This classic Japanese YA written in 1975 was just translated into English in 2025 by Avery Fischer Udagawa. I could not wait to get my hands on it and lo and behold, there it was in my library.
This legendary book had inspired Hayao Miyazaki’s Spirited Away.
This is my first Japanese YA novel. It is pretty short at 152 pages, but the sense of wonder is all-encompassing from the very get-go. Lina, a 6th grader, is looking for Misty Valley upon her father’s instructions to spend her vacation there this year instead of at her grandparents in Nagano.

Lina’s father had visited the place when he was a kid himself and gave Lina detailed instructions for the train changes and assured her that he’ll call ahead and someone will come and collect her. But she had to find her own way there, or so she believes, and she keeps getting surprised at her surroundings and the people she comes across.
She arrives at Picotto Hall by mysterious means in a town that looks abandoned and is met by Ms. Picotto, a foreboding woman of hot temper, and the other guests at the house, Icchan, John, Kinu-san and Gentleman, the cat.
This strange town with six grand houses in the middle of the mountains has its own set of rules. Everyone has to work in this town to earn their keep, and Lina is assigned to Nata’s bookshop as her first stop. As she bonds with the inhabitants of the area, she comes to know that they call it Absurd Avenue. The seasons are all magicked to blend together, seasonal flowers are in bloom all year round and the street glistens like it just rained. Part of this is owed to the inventor Icchan but most of it is the magic of the place.
The strange and wonderous place blooms as the plot progresses.
The bookstore is no exception to the quirks of the place. It’s a used-book shop where the books sulk on the floor when they get dusty. So along with Nata, the bookseller, Lina gets to finding and dusting the books. Nata discloses that the residents are all descendants of sorcerers and humans are hard to come by to this part of the world.
More and more secrets about the place are gradually revealed as Lina’s adventure takes her to each of these establishments and gets her acquainted with the people of the place.
We have unique food, names of the people and their own unique quirks. Magic sure explains a lot of oddities of the place. As all YA, there are lessons seeped into this story as well. As much of lovingly weird the people are, their imperfections make them interesting, as opposed to being perfect and boring.
Nata sells books depending on how the reader immerse themselves into the book and takes care of them — without payment. So does Thomas, the marine supply store owner across the street, who lives there with his talking parrot, Dummy.
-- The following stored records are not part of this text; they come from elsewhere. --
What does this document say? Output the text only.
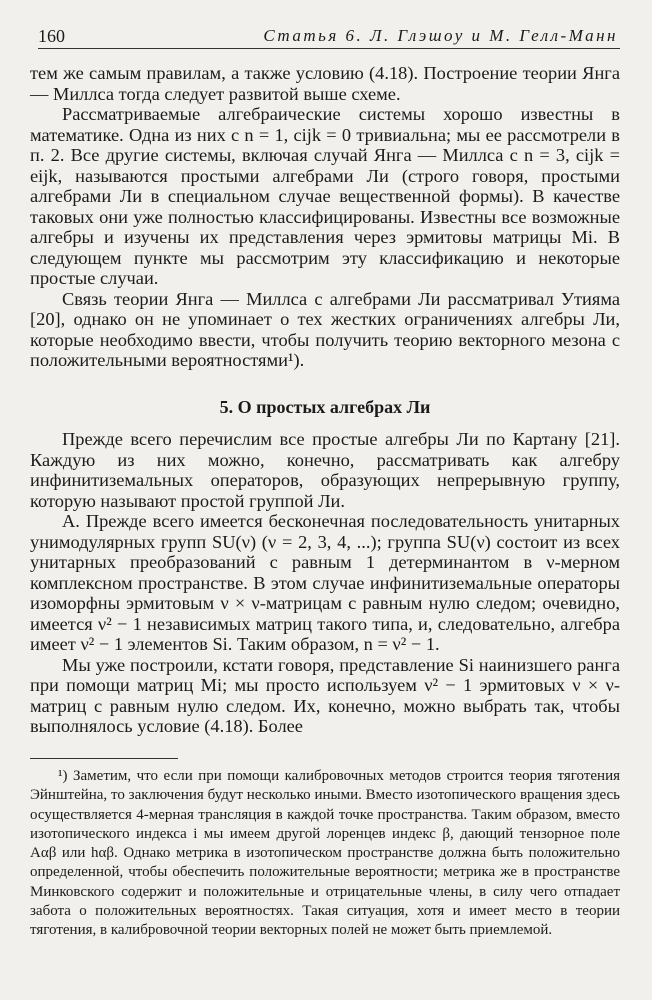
160	Статья 6. Л. Глэшоу и М. Гелл-Манн

тем же самым правилам, а также условию (4.18). Построение теории Янга — Миллса тогда следует развитой выше схеме.

Рассматриваемые алгебраические системы хорошо известны в математике. Одна из них с n = 1, cijk = 0 тривиальна; мы ее рассмотрели в п. 2. Все другие системы, включая случай Янга — Миллса с n = 3, cijk = eijk, называются простыми алгебрами Ли (строго говоря, простыми алгебрами Ли в специальном случае вещественной формы). В качестве таковых они уже полностью классифицированы. Известны все возможные алгебры и изучены их представления через эрмитовы матрицы Mi. В следующем пункте мы рассмотрим эту классификацию и некоторые простые случаи.

Связь теории Янга — Миллса с алгебрами Ли рассматривал Утияма [20], однако он не упоминает о тех жестких ограничениях алгебры Ли, которые необходимо ввести, чтобы получить теорию векторного мезона с положительными вероятностями¹).

5. О простых алгебрах Ли

Прежде всего перечислим все простые алгебры Ли по Картану [21]. Каждую из них можно, конечно, рассматривать как алгебру инфинитиземальных операторов, образующих непрерывную группу, которую называют простой группой Ли.

А. Прежде всего имеется бесконечная последовательность унитарных унимодулярных групп SU(ν) (ν = 2, 3, 4, ...); группа SU(ν) состоит из всех унитарных преобразований с равным 1 детерминантом в ν-мерном комплексном пространстве. В этом случае инфинитиземальные операторы изоморфны эрмитовым ν × ν-матрицам с равным нулю следом; очевидно, имеется ν² − 1 независимых матриц такого типа, и, следовательно, алгебра имеет ν² − 1 элементов Si. Таким образом, n = ν² − 1.

Мы уже построили, кстати говоря, представление Si наинизшего ранга при помощи матриц Mi; мы просто используем ν² − 1 эрмитовых ν × ν-матриц с равным нулю следом. Их, конечно, можно выбрать так, чтобы выполнялось условие (4.18). Более

¹) Заметим, что если при помощи калибровочных методов строится теория тяготения Эйнштейна, то заключения будут несколько иными. Вместо изотопического вращения здесь осуществляется 4-мерная трансляция в каждой точке пространства. Таким образом, вместо изотопического индекса i мы имеем другой лоренцев индекс β, дающий тензорное поле Aαβ или hαβ. Однако метрика в изотопическом пространстве должна быть положительно определенной, чтобы обеспечить положительные вероятности; метрика же в пространстве Минковского содержит и положительные и отрицательные члены, в силу чего отпадает забота о положительных вероятностях. Такая ситуация, хотя и имеет место в теории тяготения, в калибровочной теории векторных полей не может быть приемлемой.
Misty Valley connects with a lot of places that serves on a need basis. If you need to find something that these establishments sell, you will get to this place. Lina, however, had to take the usual way and change three trains since she was there by invitation. But once there, she encounters centaurs, gnomes, imps ambling about at Absurd Avenue but somehow it blends in with the magic of the place and after a while, Lina forgets to be surprised.
She visits Thomas’ place on an errand for Nata and ends up cleaning for them. Her natural inclinations towards kindness and nice disposition makes her dear to the people she meets, and she wins them over with her honest personality.
Wrapping up her work at Nata’s, she is next assigned to Shikka’s ceramic store. Shikka is quieter than Nata but just as insightful at his job. Together, they help out the queen find her son who had been turned into pottery by a wizard and free a tiger from an enchantment from the circus magician.
“He who does not work, shall not eat” is at the core of the lesson of this story. Ms. Picotto’s refrain for “What exactly did I say?” is also another focus point of the story that recenters the narrative time and again. Nobody likes her needling ways but she is a gentle soul underneath all the meanness.
Lina is next assigned to Monday’s toy shop to help him make kendana toys. Monday and his son, Sunday, are under strange spells that Lin helps break and then her adventure is concluded. Toke’s candy shop in town deserves special mention amidst all of the quests. Just as she is leaving, she is invited back for another year and we look forward to the strange adventure again.
The story probably won’t meet today’s standards of representations and implications. Lina constantly being made to clean, Ms. Picotto’s pointless rudeness and Thomas needing women to pick up after him — these don’t recommend themselves to the modern reader but the sense of wonder the narrative invokes is almost actually magical.